I usually don't have many gay friends. With everything I went through the last eight years with The Mistake Whose Name I shall NEVER Repeat, I've learned the importance of surrounding myself with positive influences. Of maintaining my friendships. After the mistakes I made in jumping into a relationship with Matt I was a. unsure of, and b. not ready for; I'm wary of the friendship we're trying to build from the ruins of our being together. Unfortunately he's somehow incorporated himself in other aspects of my life. I can't help but notice how attentive he becomes anytime I'm communicating with Dante in his presence. So far his bag of tricks have including:
- talking loudly and inappropriately in order to make his presence known
- flashing me
What was interesting is how much attention Abe was paying me. He asked me out again. Said he'll pick me up friday for the movies. I acted completely uninterested, which only made him more interested.

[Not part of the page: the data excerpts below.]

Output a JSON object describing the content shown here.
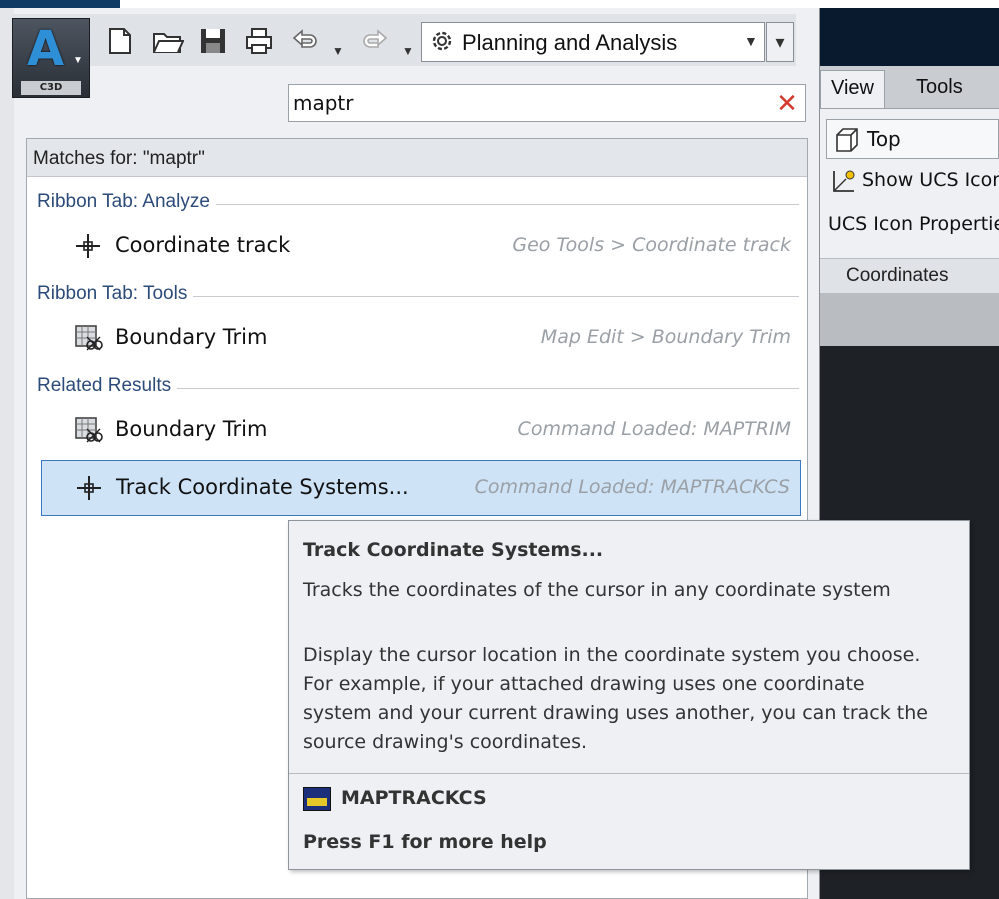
{
  "app": {
    "badge": "C3D",
    "letter": "A"
  },
  "qat": {
    "workspace": "Planning and Analysis"
  },
  "search": {
    "value": "maptr"
  },
  "results": {
    "header": "Matches for: \"maptr\"",
    "groups": [
      {
        "label": "Ribbon Tab: Analyze",
        "items": [
          {
            "label": "Coordinate track",
            "path": "Geo Tools > Coordinate track",
            "icon": "crosshair-icon"
          }
        ]
      },
      {
        "label": "Ribbon Tab: Tools",
        "items": [
          {
            "label": "Boundary Trim",
            "path": "Map Edit > Boundary Trim",
            "icon": "boundary-trim-icon"
          }
        ]
      },
      {
        "label": "Related Results",
        "items": [
          {
            "label": "Boundary Trim",
            "path": "Command Loaded: MAPTRIM",
            "icon": "boundary-trim-icon"
          },
          {
            "label": "Track Coordinate Systems...",
            "path": "Command Loaded: MAPTRACKCS",
            "icon": "crosshair-icon"
          }
        ]
      }
    ]
  },
  "ribbon": {
    "tabs": [
      "View",
      "Tools"
    ],
    "rows": [
      "Top",
      "Show UCS Icon",
      "UCS Icon Properties"
    ],
    "group_label": "Coordinates"
  },
  "tooltip": {
    "title": "Track Coordinate Systems...",
    "summary": "Tracks the coordinates of the cursor in any coordinate system",
    "body_lines": [
      "Display the cursor location in the coordinate system you choose.",
      "For example, if your attached drawing uses one coordinate",
      "system and your current drawing uses another, you can track the",
      "source drawing's coordinates."
    ],
    "command": "MAPTRACKCS",
    "help": "Press F1 for more help"
  },
  "colors": {
    "selection_fill": "#cfe3f7",
    "selection_border": "#3a78c2",
    "group_label": "#2d4b7a",
    "clear_icon": "#d43a2f"
  }
}
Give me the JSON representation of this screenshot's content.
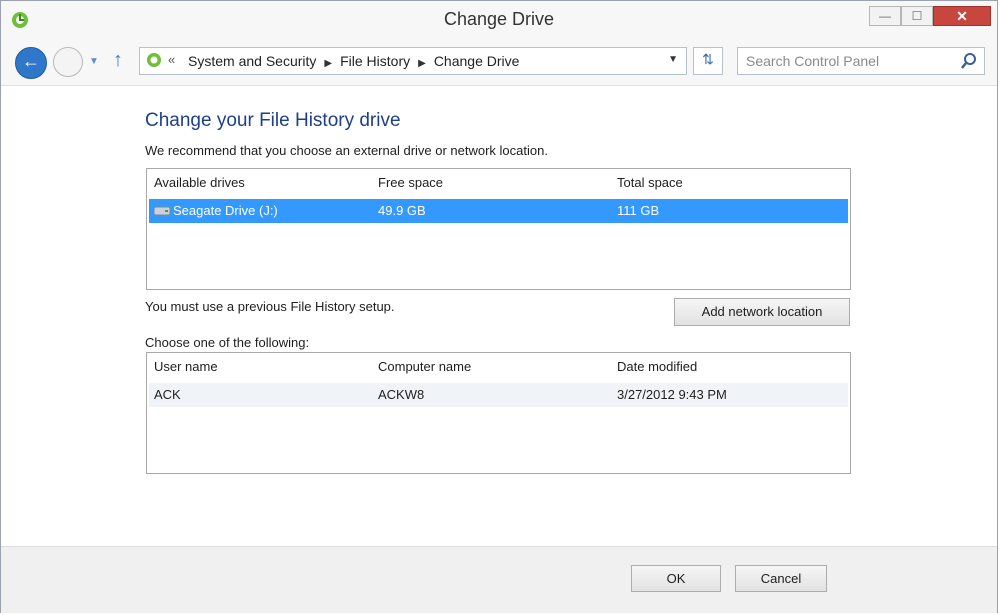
{
  "window": {
    "title": "Change Drive",
    "min_glyph": "—",
    "max_glyph": "☐",
    "close_glyph": "✕"
  },
  "nav": {
    "breadcrumbs": [
      "System and Security",
      "File History",
      "Change Drive"
    ],
    "chevrons": "«",
    "search_placeholder": "Search Control Panel"
  },
  "main": {
    "heading": "Change your File History drive",
    "recommend": "We recommend that you choose an external drive or network location.",
    "drives": {
      "columns": [
        "Available drives",
        "Free space",
        "Total space"
      ],
      "rows": [
        {
          "name": "Seagate Drive (J:)",
          "free": "49.9 GB",
          "total": "111 GB",
          "selected": true
        }
      ]
    },
    "message": "You must use a previous File History setup.",
    "add_network_label": "Add network location",
    "choose_label": "Choose one of the following:",
    "setups": {
      "columns": [
        "User name",
        "Computer name",
        "Date modified"
      ],
      "rows": [
        {
          "user": "ACK",
          "computer": "ACKW8",
          "date": "3/27/2012 9:43 PM"
        }
      ]
    }
  },
  "footer": {
    "ok_label": "OK",
    "cancel_label": "Cancel"
  },
  "colors": {
    "accent": "#3399ff",
    "heading": "#1e3f8a",
    "close": "#c7463e"
  }
}
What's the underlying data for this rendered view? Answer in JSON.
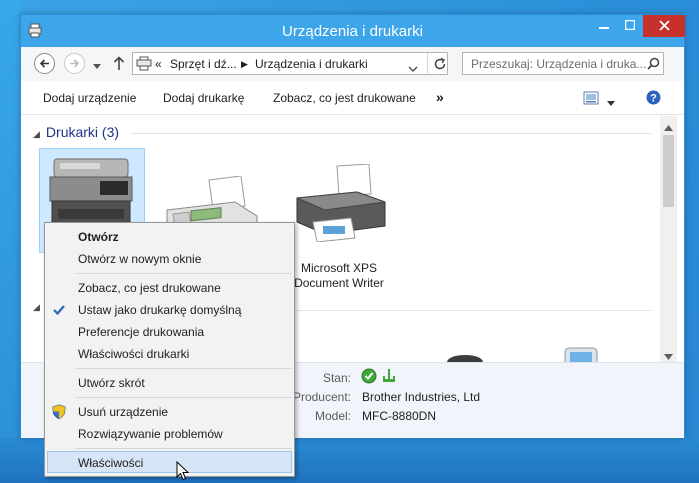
{
  "window": {
    "title": "Urządzenia i drukarki"
  },
  "address": {
    "overflow": "«",
    "segment1": "Sprzęt i dź...",
    "segment2": "Urządzenia i drukarki"
  },
  "search": {
    "placeholder": "Przeszukaj: Urządzenia i druka..."
  },
  "commands": {
    "add_device": "Dodaj urządzenie",
    "add_printer": "Dodaj drukarkę",
    "see_printing": "Zobacz, co jest drukowane",
    "more": "»"
  },
  "group": {
    "printers_header": "Drukarki (3)"
  },
  "devices": {
    "xps_label_line1": "Microsoft XPS",
    "xps_label_line2": "Document Writer"
  },
  "details": {
    "status_label": "Stan:",
    "manufacturer_label": "Producent:",
    "manufacturer_value": "Brother Industries, Ltd",
    "model_label": "Model:",
    "model_value": "MFC-8880DN"
  },
  "context_menu": {
    "open": "Otwórz",
    "open_new_window": "Otwórz w nowym oknie",
    "see_printing": "Zobacz, co jest drukowane",
    "set_default": "Ustaw jako drukarkę domyślną",
    "preferences": "Preferencje drukowania",
    "printer_properties": "Właściwości drukarki",
    "create_shortcut": "Utwórz skrót",
    "remove_device": "Usuń urządzenie",
    "troubleshoot": "Rozwiązywanie problemów",
    "properties": "Właściwości"
  },
  "colors": {
    "titlebar": "#3da5ea",
    "close": "#c7302b",
    "selection": "#cde8ff",
    "group_header": "#1e3287"
  }
}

Not sure if I'm interested. There's still Dante. I seem to find myself thinking about Dante a lot lately. I like him. He likes me. But we both agreed to take it slow. We're still in the getting to know one another stage. I'm not sure if he's dating anyone else and since we're not really being sexually active (mostly due to my issues in dealing with the incident) I don't really have any reason to ask him. Of course I know guys are interested in him, maybe as much as they're interested in me. He told me the other day he didn't understand my friendship with Matt. I explained Matt was there for me during a time when I didn't have many people to turn to. He pulled me outta a black hole. I already owe him for that plus my added guilt over the way I treated him while we were together. Truth is, I like Matt. Even if it didn't work out between us. He's someone I think I want in my life. There are the similarities I can't help but to see between him and The Mistake. But as Dante pointed out recently with the similarities he can't help notice between me and his ex, you can't judge others for the mistakes of someone else.
I don't know. Maybe I need to enjoy being single for awhile. Learn to appreciate being in my own company before I try to take on the happiness of someone else.
Boo, gotta get ready. Gotta hot date with Dante in a bit. Duece, bitches.